DHS recent hiring sprint shows promise, but lawmakers still see gaps in the federal cybersecurity workforce
The federal government continues to face challenges in recruiting a skilled cybersecurity workforce, amid heavy private sector demand and obstacles built into the hiring process, but there are some recent signs that longstanding efforts to improve the situation are starting to pay off.
The federal government continues to face challenges in recruiting a skilled cybersecurity workforce, amid heavy private sector demand and obstacles built into the hiring process, but there are some recent signs that longstanding efforts to improve the situation are starting to pay off.
At a Thursday hearing of the Cybersecurity, Infrastructure Protection and Innovation subcommittee of the House Homeland Security Committee, panel chairwoman Rep. Yvette Clarke (D-N.Y.) called attention to recent cybersecurity workforce "sprint" at the Department of Homeland Security.

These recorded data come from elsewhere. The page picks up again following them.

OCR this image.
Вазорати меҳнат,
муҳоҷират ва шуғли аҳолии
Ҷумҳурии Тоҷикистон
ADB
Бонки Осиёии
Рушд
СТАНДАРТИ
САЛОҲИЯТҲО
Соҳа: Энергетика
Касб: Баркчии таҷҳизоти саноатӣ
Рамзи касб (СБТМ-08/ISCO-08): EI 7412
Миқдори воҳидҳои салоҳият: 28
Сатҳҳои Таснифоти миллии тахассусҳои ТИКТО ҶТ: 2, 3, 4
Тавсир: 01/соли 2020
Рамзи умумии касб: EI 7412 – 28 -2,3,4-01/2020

"I want to commend Secretary [Alejandro] Mayorkas for making enhancing the cyber workforce the second of DHS's 60-days cyber sprint," she said. "By prioritizing this aggressive approach, Secretary Mayorkas has made meaningful progress in reducing significant cyber vacancies at the department while taking additional steps to address the shortage of cyber professionals nationally."
Earlier this month, Mayorkas announced the hiring of 293 cyber professionals and the extension of tentative job offers to 500 additional candidates.

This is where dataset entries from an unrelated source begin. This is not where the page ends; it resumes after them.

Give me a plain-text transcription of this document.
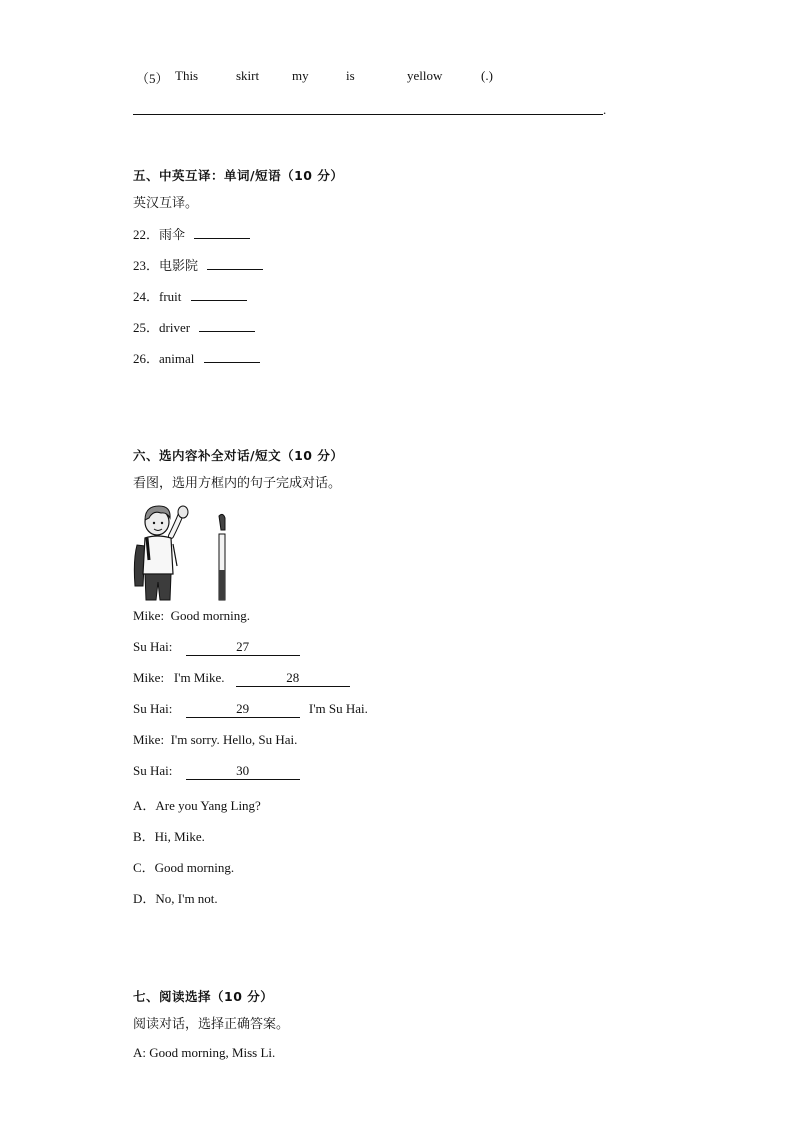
（5） This	skirt	my	is	yellow	(.)
.
五、中英互译：单词/短语（10 分）
英汉互译。
22．雨伞
23．电影院
24．fruit
25．driver
26．animal
六、选内容补全对话/短文（10 分）
看图，选用方框内的句子完成对话。
Mike: Good morning.
Su Hai:	27
Mike: I'm Mike.	28
Su Hai:	29	I'm Su Hai.
Mike: I'm sorry. Hello, Su Hai.
Su Hai:	30
A．Are you Yang Ling?
B．Hi, Mike.
C．Good morning.
D．No, I'm not.
七、阅读选择（10 分）
阅读对话，选择正确答案。
A: Good morning, Miss Li.
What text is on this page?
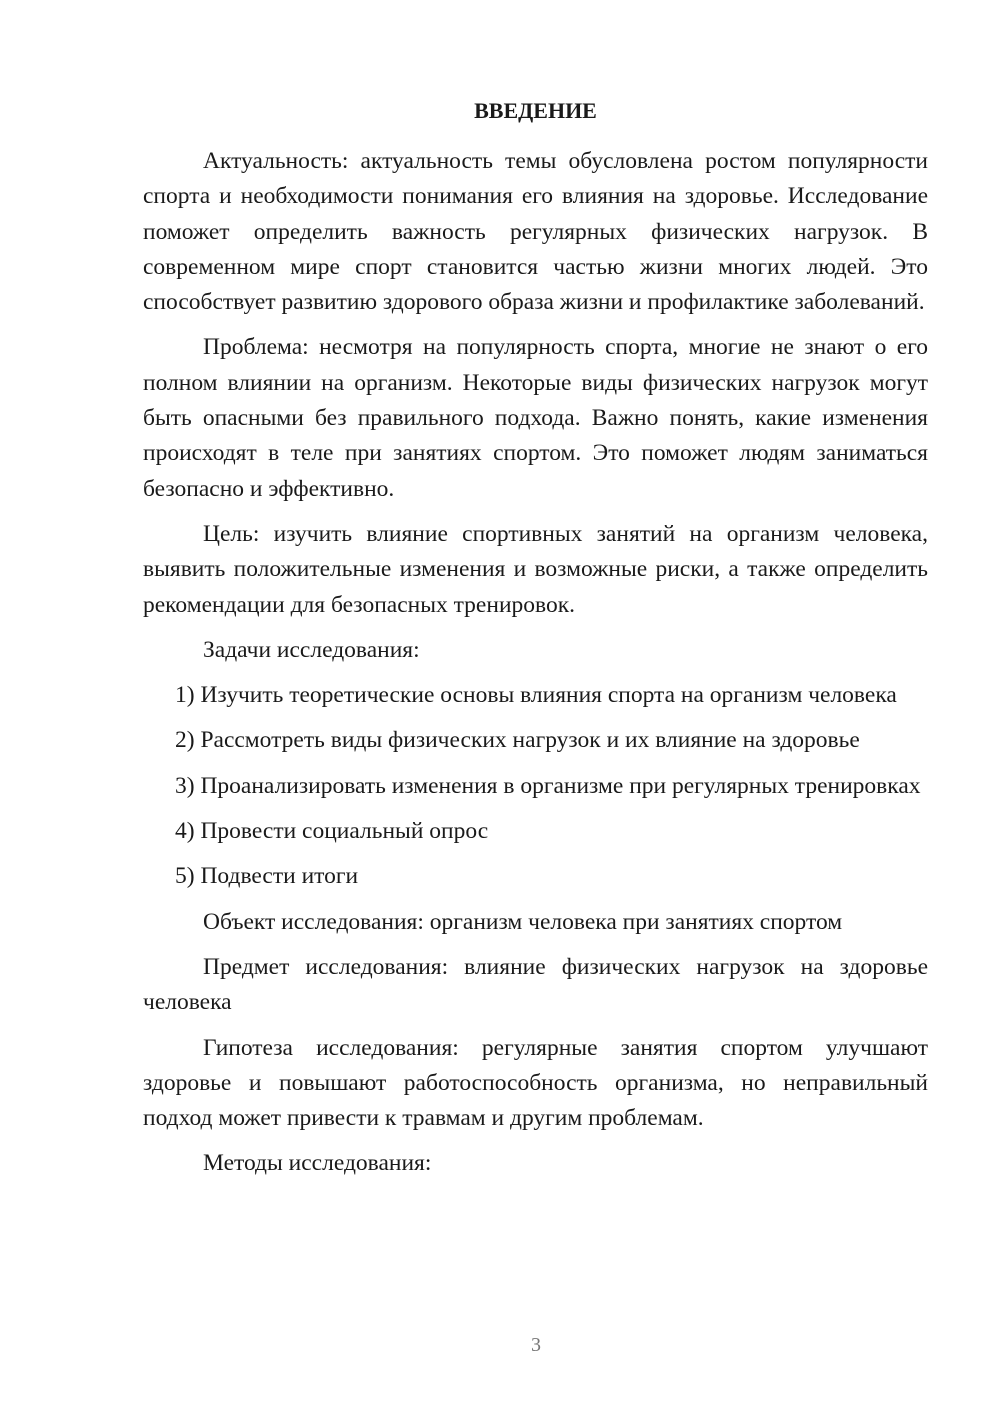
ВВЕДЕНИЕ

Актуальность: актуальность темы обусловлена ростом популярности спорта и необходимости понимания его влияния на здоровье. Исследование поможет определить важность регулярных физических нагрузок. В современном мире спорт становится частью жизни многих людей. Это способствует развитию здорового образа жизни и профилактике заболеваний.

Проблема: несмотря на популярность спорта, многие не знают о его полном влиянии на организм. Некоторые виды физических нагрузок могут быть опасными без правильного подхода. Важно понять, какие изменения происходят в теле при занятиях спортом. Это поможет людям заниматься безопасно и эффективно.

Цель: изучить влияние спортивных занятий на организм человека, выявить положительные изменения и возможные риски, а также определить рекомендации для безопасных тренировок.

Задачи исследования:

1) Изучить теоретические основы влияния спорта на организм человека

2) Рассмотреть виды физических нагрузок и их влияние на здоровье

3) Проанализировать изменения в организме при регулярных тренировках

4) Провести социальный опрос

5) Подвести итоги

Объект исследования: организм человека при занятиях спортом

Предмет исследования: влияние физических нагрузок на здоровье человека

Гипотеза исследования: регулярные занятия спортом улучшают здоровье и повышают работоспособность организма, но неправильный подход может привести к травмам и другим проблемам.

Методы исследования:

3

David Pekoske, the head of the Transportation Security Administration, referenced the sprint and the program development behind it during a Tuesday hearing of the Senate Commerce Committee.
"It's called the Cybersecurity Talent Management System.… [It] allows us to go into a direct-hire process, which means you don't have to go through the USAJOBS process that takes a good amount of time," he said, adding that the program also has built-in pay flexibilities.
Lawmakers and witnesses aired some impatience at the time it has taken for the Cybersecurity Talent Management System (CTMS) to come online. Legislation to authorize the system passed in 2014, but the program only recently came online to support the hiring sprint at DHS. Agency officials say that final rules for the program should go live this September.
"That's too long," said Max Stier, the president and CEO of the Partnership for Public Service, at the Thursday hearing of the House Homeland subcommittee. "You can't wait seven years for this kind of action."
Subcommittee ranking member Rep. Andrew Garbarino (R-N.Y.) also noted the slow pace of bringing the new hiring authorities online.
"CISA has been plagued by hiring delays, long dated onboarding processes, a lack of professional human resources specialists and duplicative and arbitrarily onerous vetting requirements," Garbarino said. "It is important that we continue to hold CISA and the department accountable when it comes to these troubling issues, and I appreciate the chairman working with me on our oversight of the Cyber Talent Management System rollout. I am pleased that CISA director, Jenny Easterly, has said this will be a top priority during her tenure."
Currently, there are 464,420 cybersecurity job openings nationwide, according to Cyberseek, a database backed by the Department of Commerce and the National Institute of Standards and Technology. From the federal government's point of view, the dire need is exacerbated by the age of the federal workforce.
Stier pointed out that less than 6% of the federal cyber workforce is under the age of 30, and opportunities for young people to join the federal government via programs employing current students and recent graduates are scarce. Currently, only 4% of new hires come from federal programs employing current students and recent graduates, he said.
Apprenticeships could be a valuable tool in addition to federal internships, said Tony Coulson, the executive director of the Cybersecurity Center at California State University in San Bernardino and the lead of the National Centers of Academic Excellence in Cybersecurity Community.
"I think that the apprenticeship model has been incredibly underused and there's a lot of energy coming out of other parts of the government, and I would like to see that in national security because it allows us to mentor and produce and validate talent while they're in school and while they're working," Coulson said. It could also strengthen partnerships with educational institutions.
Fixing federal problems will be necessary for agencies to capitalize on any progress writ large, said Garbarino.
"No matter how much education we provide to our students, no matter how much interest we cultivate, none of it matters if we can't bring qualified and interested individuals into the government service," he said.